Flying mini-robots—tomorrow’s warfare Remote controlled robots that can fly in swarms to enemy areas and gather information or release nerve gases—this horrifying scenario is becoming a reality. The General Robotics, Automation, Sensing and Perception (GRASP) laboratory at the University of Pennsylvania in USA is one of many labs in USA and Europe that are aggressively developing tomorrow’s warfare machines. Millions of small flying “birds”, controlled remotely by enemies from thousands of miles away, will be able to decimate entire armies without sacrificing a single soldier.

The “Nano Quadrotors” developed at the lab in Pennsylvania are small bird-sized machines with four rotors that can fly in swarms in complex formations, interact with one another and perform astounding maneuvers. They can avoid obstacles and perform “complex autonomous swarm behavior”. A European team recently demonstrated how such robotic swarms could build a tower by acting together at the FRAC Centre in Orléans, France.

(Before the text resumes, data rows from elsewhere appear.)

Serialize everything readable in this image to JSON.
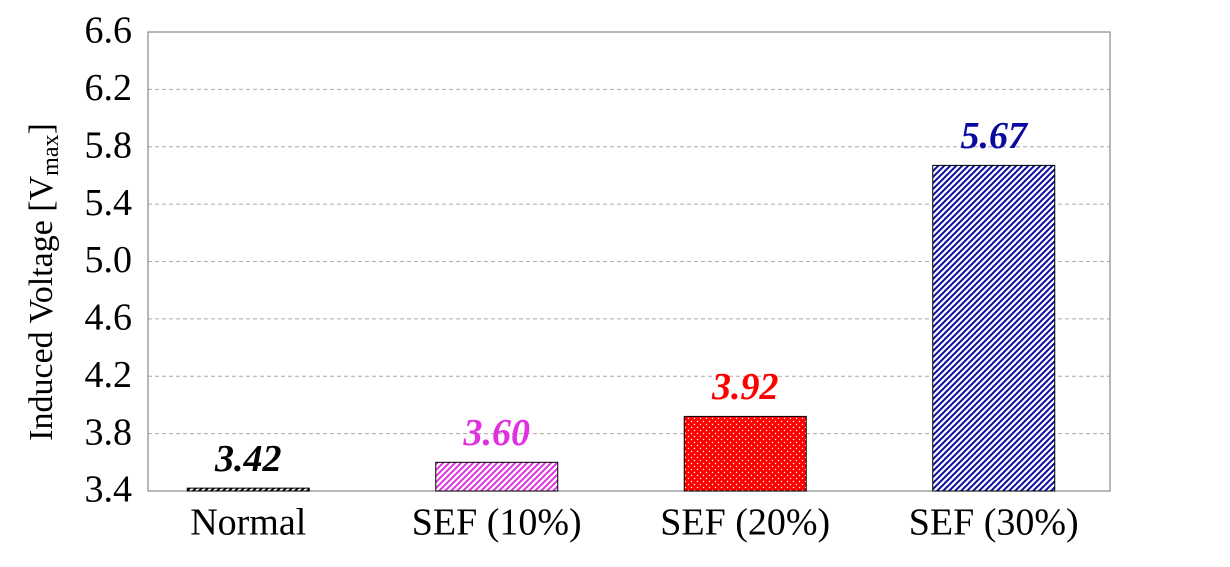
{
  "chart_data": {
    "type": "bar",
    "y_label": "Induced Voltage [V",
    "y_label_sub": "max",
    "y_label_end": "]",
    "categories": [
      "Normal",
      "SEF (10%)",
      "SEF (20%)",
      "SEF (30%)"
    ],
    "values": [
      3.42,
      3.6,
      3.92,
      5.67
    ],
    "value_labels": [
      "3.42",
      "3.60",
      "3.92",
      "5.67"
    ],
    "colors": [
      "#000000",
      "#e030e0",
      "#ff0000",
      "#0a0aa0"
    ],
    "patterns": [
      "hatch",
      "hatch",
      "dots",
      "hatch"
    ],
    "ylim": [
      3.4,
      6.6
    ],
    "yticks": [
      3.4,
      3.8,
      4.2,
      4.6,
      {
        "value": 5,
        "label": "5.0"
      },
      5.4,
      5.8,
      6.2,
      6.6
    ],
    "grid": true
  }
}
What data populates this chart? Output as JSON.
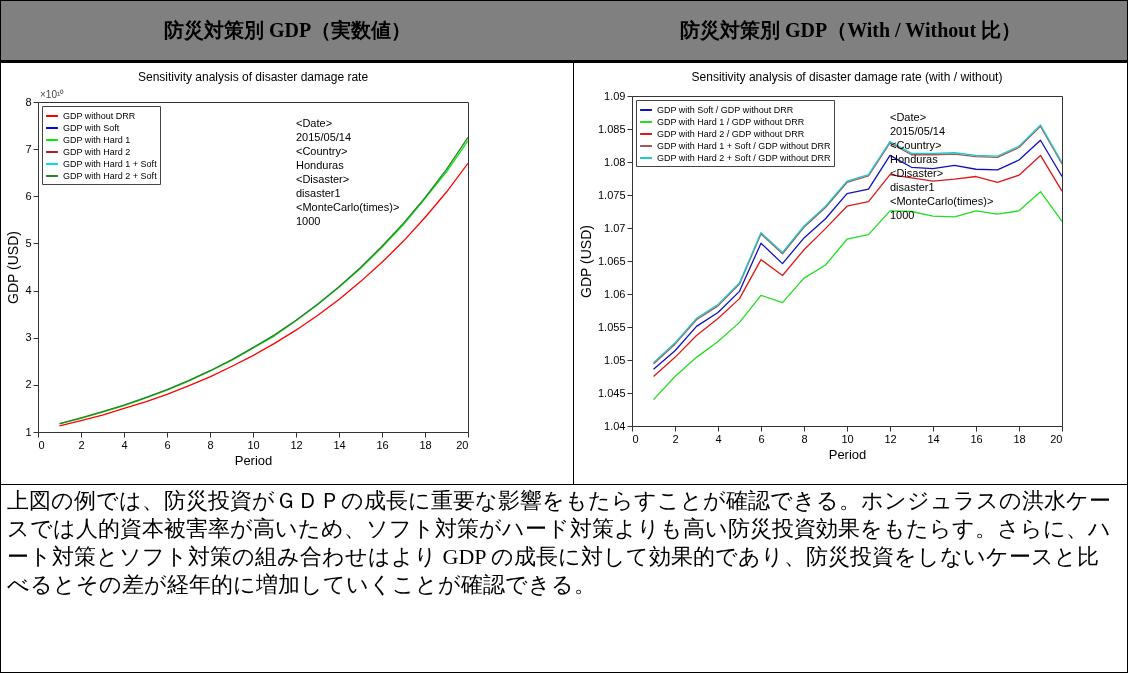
{
  "chart_data": [
    {
      "type": "line",
      "title": "防災対策別 GDP（実数値）",
      "subtitle": "Sensitivity analysis of disaster damage rate",
      "xlabel": "Period",
      "ylabel": "GDP (USD)",
      "xlim": [
        0,
        20
      ],
      "xticks": [
        0,
        2,
        4,
        6,
        8,
        10,
        12,
        14,
        16,
        18,
        20
      ],
      "ylim": [
        1,
        8
      ],
      "yticks": [
        1,
        2,
        3,
        4,
        5,
        6,
        7,
        8
      ],
      "legend": "top left",
      "grid": false,
      "marker": "none",
      "line_style": "solid",
      "x": [
        1,
        2,
        3,
        4,
        5,
        6,
        7,
        8,
        9,
        10,
        11,
        12,
        13,
        14,
        15,
        16,
        17,
        18,
        19,
        20
      ],
      "annotations": [
        "×10¹⁰",
        "<Date>",
        "2015/05/14",
        "<Country>",
        "Honduras",
        "<Disaster>",
        "disaster1",
        "<MonteCarlo(times)>",
        "1000"
      ],
      "series": [
        {
          "name": "GDP without DRR",
          "color": "#ff0000",
          "values": [
            1.13,
            1.24,
            1.36,
            1.5,
            1.64,
            1.8,
            1.98,
            2.17,
            2.39,
            2.62,
            2.88,
            3.16,
            3.47,
            3.81,
            4.19,
            4.6,
            5.05,
            5.55,
            6.09,
            6.7
          ]
        },
        {
          "name": "GDP with Soft",
          "color": "#0000ff",
          "values": [
            null,
            null,
            null,
            null,
            null,
            null,
            null,
            null,
            null,
            null,
            null,
            null,
            null,
            null,
            null,
            null,
            null,
            null,
            null,
            null
          ]
        },
        {
          "name": "GDP with Hard 1",
          "color": "#00ee00",
          "values": [
            1.17,
            1.29,
            1.42,
            1.56,
            1.72,
            1.89,
            2.08,
            2.29,
            2.52,
            2.78,
            3.04,
            3.36,
            3.7,
            4.07,
            4.47,
            4.92,
            5.4,
            5.95,
            6.52,
            7.18
          ]
        },
        {
          "name": "GDP with Hard 2",
          "color": "#a8202c",
          "values": [
            null,
            null,
            null,
            null,
            null,
            null,
            null,
            null,
            null,
            null,
            null,
            null,
            null,
            null,
            null,
            null,
            null,
            null,
            null,
            null
          ]
        },
        {
          "name": "GDP with Hard 1 + Soft",
          "color": "#00e0e0",
          "values": [
            null,
            null,
            null,
            null,
            null,
            null,
            null,
            null,
            null,
            null,
            null,
            null,
            null,
            null,
            null,
            null,
            null,
            null,
            null,
            null
          ]
        },
        {
          "name": "GDP with Hard 2 + Soft",
          "color": "#2e7d32",
          "values": [
            1.18,
            1.3,
            1.43,
            1.57,
            1.73,
            1.9,
            2.09,
            2.3,
            2.53,
            2.79,
            3.06,
            3.37,
            3.71,
            4.08,
            4.49,
            4.94,
            5.43,
            5.97,
            6.57,
            7.25
          ]
        }
      ]
    },
    {
      "type": "line",
      "title": "防災対策別 GDP（With / Without 比）",
      "subtitle": "Sensitivity analysis of disaster damage rate (with / without)",
      "xlabel": "Period",
      "ylabel": "GDP (USD)",
      "xlim": [
        0,
        20
      ],
      "xticks": [
        0,
        2,
        4,
        6,
        8,
        10,
        12,
        14,
        16,
        18,
        20
      ],
      "ylim": [
        1.04,
        1.09
      ],
      "yticks": [
        1.04,
        1.045,
        1.05,
        1.055,
        1.06,
        1.065,
        1.07,
        1.075,
        1.08,
        1.085,
        1.09
      ],
      "legend": "top left",
      "grid": false,
      "marker": "none",
      "line_style": "solid",
      "x": [
        1,
        2,
        3,
        4,
        5,
        6,
        7,
        8,
        9,
        10,
        11,
        12,
        13,
        14,
        15,
        16,
        17,
        18,
        19,
        20
      ],
      "annotations": [
        "<Date>",
        "2015/05/14",
        "<Country>",
        "Honduras",
        "<Disaster>",
        "disaster1",
        "<MonteCarlo(times)>",
        "1000"
      ],
      "series": [
        {
          "name": "GDP with Soft / GDP without DRR",
          "color": "#1010c0",
          "values": [
            1.0486,
            1.0514,
            1.0551,
            1.0572,
            1.0604,
            1.0677,
            1.0646,
            1.0685,
            1.0714,
            1.0752,
            1.0759,
            1.081,
            1.0792,
            1.079,
            1.0795,
            1.0789,
            1.0788,
            1.0803,
            1.0833,
            1.0778
          ]
        },
        {
          "name": "GDP with Hard 1 / GDP without DRR",
          "color": "#22dd22",
          "values": [
            1.044,
            1.0475,
            1.0504,
            1.0528,
            1.0557,
            1.0598,
            1.0587,
            1.0624,
            1.0644,
            1.0683,
            1.069,
            1.0726,
            1.0725,
            1.0718,
            1.0717,
            1.0726,
            1.0721,
            1.0726,
            1.0755,
            1.071
          ]
        },
        {
          "name": "GDP with Hard 2 / GDP without DRR",
          "color": "#e01818",
          "values": [
            1.0475,
            1.0504,
            1.0537,
            1.0563,
            1.0593,
            1.0652,
            1.0628,
            1.0667,
            1.0699,
            1.0733,
            1.074,
            1.0781,
            1.0776,
            1.0771,
            1.0774,
            1.0778,
            1.0769,
            1.078,
            1.081,
            1.0756
          ]
        },
        {
          "name": "GDP with Hard 1 + Soft / GDP without DRR",
          "color": "#a05a5a",
          "values": [
            1.0494,
            1.0524,
            1.0561,
            1.0582,
            1.0615,
            1.0691,
            1.0661,
            1.0701,
            1.0731,
            1.0769,
            1.0779,
            1.0829,
            1.0811,
            1.0811,
            1.0812,
            1.0808,
            1.0807,
            1.0822,
            1.0854,
            1.0797
          ]
        },
        {
          "name": "GDP with Hard 2 + Soft / GDP without DRR",
          "color": "#20c8c8",
          "values": [
            1.0496,
            1.0526,
            1.0563,
            1.0584,
            1.0617,
            1.0693,
            1.0663,
            1.0703,
            1.0733,
            1.0771,
            1.0781,
            1.0831,
            1.0813,
            1.0813,
            1.0814,
            1.081,
            1.0809,
            1.0824,
            1.0856,
            1.0799
          ]
        }
      ]
    },
    {
      "type": "other",
      "annotations": [
        "上図の例では、防災投資がＧＤＰの成長に重要な影響をもたらすことが確認できる。ホンジュラスの洪水ケースでは人的資本被害率が高いため、ソフト対策がハード対策よりも高い防災投資効果をもたらす。さらに、ハート対策とソフト対策の組み合わせはより GDP の成長に対して効果的であり、防災投資をしないケースと比べるとその差が経年的に増加していくことが確認できる。"
      ]
    }
  ]
}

Our armed forces should be massively funding research programmes at our various engineering universities to examine defenses against such attacks of tomorrow and developing our own weaponry of the future, before we become slaves and surrender our nation in the face of advanced technologies of foreign lands.

Galactic winds studied Galactic winds comprise high-speed charged particles that blow out of galaxies at speeds of up to 3,000km/sec. They are produced by starbursts or by super massive black holes that lurk in the centre of most galaxies. The material is shot across the stars and some of it reaches our solar system. It is being studied by NASA’s Interstellar Boundary Explorer (IBEX) that was launched in October 2008.

There are four types of atoms detected reaching our solar system from other parts of our galaxy. These are hydrogen, helium, oxygen and neon. IBEX has been systematically counting the different neutral atoms that are being carried into our solar system with the galactic wind. An interesting discovery has been that this composition of atoms differs from that already present in the solar system in that it has a lower concentration of oxygen atoms. This indicates that there is more oxygen in any slide of space within our solar system than in the interstellar space outside it.